The implications of the pangenome are far reaching and range from better diagnostics to improved personalized medicine for people of multiple ancestries, according to the researchers.

"For example, the identification of genetic variations that are associated with human diseases will be both more sensitive and more specific, directly improving disease diagnosis and therapeutics," Ting Wang, a professor of medicine at Washington University School of Medicine in St. Louis and a coauthor of the paper, said in a statement. "The new reference also provides a foundation to investigate functional consequences of genetic variations."

Additionally, the new pangenome could help reduce the inequities in genomic analyses. "The new pangenome increasingly represents the diversity of the human population and will enable scientists and healthcare professionals to better understand genomic variants that influence health and diseases," Eric Green, director of the US National Human Genome Research Institute, said in a conference call. "This is crucial in advancing the field of genomics in an equitable way."
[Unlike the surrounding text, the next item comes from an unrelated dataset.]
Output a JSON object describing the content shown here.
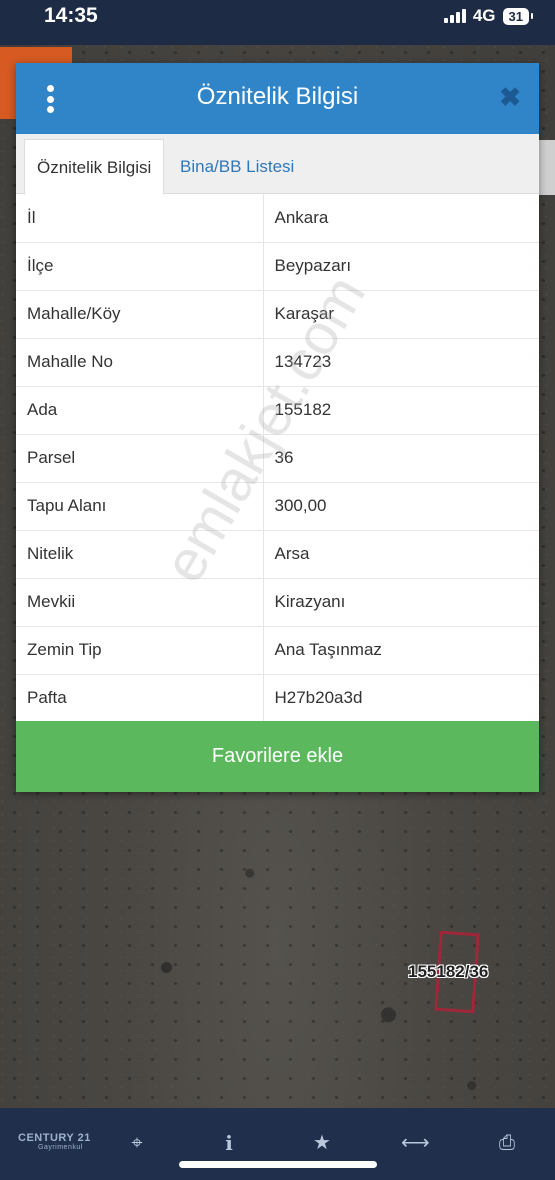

Technological advancements and falling costs of DNA sequencing greatly enabled the creation of the pangenome, the researchers noted. While the previous reference genome was sequenced using short reads only, the new reference genome also incorporated long-read sequencing technology that allowed the team to see structural variations more clearly.

Most of the individuals whose genomes were sequenced for the pangenome project were originally recruited as part of the 1,000 Genomes Project, an NIH program that aimed to improve the catalog of genomic variants in diverse populations.

Meanwhile, in an accompanying paper, Evan Eichler, a professor in the department of genome sciences at the University of Washington School of Medicine, and colleagues presented a map of single-nucleotide variants within segmental duplications, characterizing millions of unmapped SNVs and finding a distinct mutational spectrum that differs from unique DNA. "We reason that these distinct mutational properties help to maintain an overall higher GC content of [segmental duplications] compared to that of unique DNA," they wrote.

In yet another paper, researchers used data from the new pangenome to identify patterns of recombination between the short arms of heterologous acrocentric chromosomes. This provided the first observational evidence for a mechanism of DNA exchange between these chromosomes, senior author Erik Garrison, assistant professor in the department of genetics at the University of Tennessee Health Science Center, noted along with his colleagues. 

The new pangenome draft, which is publicly available, is just a start, according to the researchers. Over the course of the next few years, they plan to expand the project to include data from a total of 350 diverse individuals. "This will give us a more comprehensive representation of all types of human variation," they wrote.

Challenges remain, though, when it comes to the adoption of the new reference. "[W]idespread adoption of the pangenome by scientists could take time, because new methods supporting pangenome analysis are continually being developed, and scientists will often require training to use them," Arya Massarat and Melissa Gymrek of the University of California San Diego cautioned in a related News & Views article in Nature.

Nevertheless, the effort will likely change human genetics research profoundly. "This is not the end of a project, but it is the beginning of a new era to much more meaningfully incorporate human diversity in biological, biomedical, and clinical sciences," Wang said. "The new reference will continue to grow, expand, and [be polished] to accurately depict the genetic blueprint of our species — this requires a global effort."